🤖 AI Summary
To address insufficient static and dynamic scene understanding and limited safety guarantees in multimodal end-to-end autonomous driving systems, this paper proposes a temporal-guided multimodal fusion framework. The method explicitly incorporates ego-vehicle state sequences—such as steering angle, throttle, and waypoints—as guiding inputs and introduces a novel temporal-guided loss function to jointly optimize geometric perception features and control signals along the time dimension. By integrating geometric feature extraction, multimodal end-to-end learning, and waypoint prediction, the framework achieves 70% driving score, 94% route completion rate, and 0.78 infraction score in CARLA simulation—significantly outperforming existing end-to-end baselines. Key contributions include: (1) the first explicit use of ego-state temporal signals as guidance for multimodal fusion; (2) a temporally aligned optimization objective that bridges perception and control; and (3) state-of-the-art performance demonstrating improved scene understanding and driving safety.
📝 Abstract
Multi-modal end-to-end autonomous driving has shown promising advancements in recent work.
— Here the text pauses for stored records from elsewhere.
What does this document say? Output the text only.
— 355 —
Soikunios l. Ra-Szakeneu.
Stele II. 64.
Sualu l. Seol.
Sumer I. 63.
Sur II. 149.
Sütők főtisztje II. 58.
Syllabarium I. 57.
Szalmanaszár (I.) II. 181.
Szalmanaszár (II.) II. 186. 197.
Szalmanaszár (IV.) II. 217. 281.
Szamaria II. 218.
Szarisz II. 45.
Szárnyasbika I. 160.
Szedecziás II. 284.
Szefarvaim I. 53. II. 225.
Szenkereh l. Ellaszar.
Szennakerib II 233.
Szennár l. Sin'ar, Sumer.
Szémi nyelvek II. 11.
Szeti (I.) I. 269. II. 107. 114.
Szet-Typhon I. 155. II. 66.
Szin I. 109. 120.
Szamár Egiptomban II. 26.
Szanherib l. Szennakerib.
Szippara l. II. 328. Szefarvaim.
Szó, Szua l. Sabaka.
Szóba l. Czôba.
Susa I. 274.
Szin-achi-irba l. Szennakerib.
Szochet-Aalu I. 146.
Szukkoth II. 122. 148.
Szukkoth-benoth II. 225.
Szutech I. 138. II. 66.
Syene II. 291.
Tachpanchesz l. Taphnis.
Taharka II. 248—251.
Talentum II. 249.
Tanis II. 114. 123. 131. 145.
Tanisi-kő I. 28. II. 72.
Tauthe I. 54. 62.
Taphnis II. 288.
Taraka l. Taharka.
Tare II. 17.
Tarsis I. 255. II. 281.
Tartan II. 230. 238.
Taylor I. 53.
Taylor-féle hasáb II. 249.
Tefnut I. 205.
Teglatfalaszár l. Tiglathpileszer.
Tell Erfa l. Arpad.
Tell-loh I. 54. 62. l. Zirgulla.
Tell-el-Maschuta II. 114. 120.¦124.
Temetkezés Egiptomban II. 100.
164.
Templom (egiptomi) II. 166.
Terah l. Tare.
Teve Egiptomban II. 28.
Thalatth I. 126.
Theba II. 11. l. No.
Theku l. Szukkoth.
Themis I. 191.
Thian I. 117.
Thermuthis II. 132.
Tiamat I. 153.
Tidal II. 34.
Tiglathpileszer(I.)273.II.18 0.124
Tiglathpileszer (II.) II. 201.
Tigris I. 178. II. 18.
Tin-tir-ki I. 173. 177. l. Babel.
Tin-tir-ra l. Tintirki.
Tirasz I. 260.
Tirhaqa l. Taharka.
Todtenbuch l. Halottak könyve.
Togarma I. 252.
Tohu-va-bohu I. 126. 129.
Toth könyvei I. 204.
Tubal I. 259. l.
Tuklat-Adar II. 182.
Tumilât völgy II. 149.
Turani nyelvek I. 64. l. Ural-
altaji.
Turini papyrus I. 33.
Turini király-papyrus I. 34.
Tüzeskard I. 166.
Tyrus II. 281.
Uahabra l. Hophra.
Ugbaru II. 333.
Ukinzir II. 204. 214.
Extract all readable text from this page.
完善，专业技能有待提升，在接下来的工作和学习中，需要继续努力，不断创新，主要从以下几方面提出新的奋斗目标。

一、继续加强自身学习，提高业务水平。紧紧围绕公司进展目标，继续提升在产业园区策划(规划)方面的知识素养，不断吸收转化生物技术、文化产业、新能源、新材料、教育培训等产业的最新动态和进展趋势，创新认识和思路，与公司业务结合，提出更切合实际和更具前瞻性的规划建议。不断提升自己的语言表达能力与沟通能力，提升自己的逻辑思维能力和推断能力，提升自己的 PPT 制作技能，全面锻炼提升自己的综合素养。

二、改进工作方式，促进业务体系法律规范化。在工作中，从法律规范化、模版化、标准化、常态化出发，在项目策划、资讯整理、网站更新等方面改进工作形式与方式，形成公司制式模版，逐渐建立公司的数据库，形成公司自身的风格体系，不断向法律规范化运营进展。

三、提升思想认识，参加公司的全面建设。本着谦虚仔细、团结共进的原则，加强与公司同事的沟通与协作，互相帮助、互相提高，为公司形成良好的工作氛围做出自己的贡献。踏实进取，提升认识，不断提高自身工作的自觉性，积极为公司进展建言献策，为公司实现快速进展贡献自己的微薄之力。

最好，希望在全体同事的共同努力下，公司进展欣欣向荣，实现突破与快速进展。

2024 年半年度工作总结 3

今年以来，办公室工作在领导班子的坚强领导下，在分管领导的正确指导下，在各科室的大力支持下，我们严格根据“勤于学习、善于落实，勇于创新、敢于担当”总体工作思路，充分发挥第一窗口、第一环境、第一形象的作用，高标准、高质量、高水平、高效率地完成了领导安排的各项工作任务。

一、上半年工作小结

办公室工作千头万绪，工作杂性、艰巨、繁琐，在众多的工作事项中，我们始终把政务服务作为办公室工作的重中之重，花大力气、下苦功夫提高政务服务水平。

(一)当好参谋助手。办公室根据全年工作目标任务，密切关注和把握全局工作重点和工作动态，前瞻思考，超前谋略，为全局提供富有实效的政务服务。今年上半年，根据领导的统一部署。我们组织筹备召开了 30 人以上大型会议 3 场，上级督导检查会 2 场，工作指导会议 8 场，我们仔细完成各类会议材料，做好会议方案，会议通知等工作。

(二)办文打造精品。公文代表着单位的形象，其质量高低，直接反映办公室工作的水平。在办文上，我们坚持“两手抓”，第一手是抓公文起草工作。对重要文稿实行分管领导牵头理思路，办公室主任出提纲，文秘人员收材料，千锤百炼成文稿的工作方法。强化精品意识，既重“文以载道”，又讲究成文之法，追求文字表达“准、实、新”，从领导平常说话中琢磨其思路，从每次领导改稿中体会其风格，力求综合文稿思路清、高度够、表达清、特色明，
By embedding more modalities into end-to-end networks, the system's understanding of both static and dynamic aspects of the driving environment is enhanced, thereby improving the safety of autonomous driving. In this paper, we introduce METDrive, an end-to-end system that leverages temporal guidance from the embedded time series features of ego states, including rotation angles, steering, throttle signals, and waypoint vectors. The geometric features derived from perception sensor data and the time series features of ego state data jointly guide the waypoint prediction with the proposed temporal guidance loss function. We evaluated METDrive on the CARLA leaderboard benchmarks, achieving a driving score of 70%, a route completion score of 94%, and an infraction score of 0.78.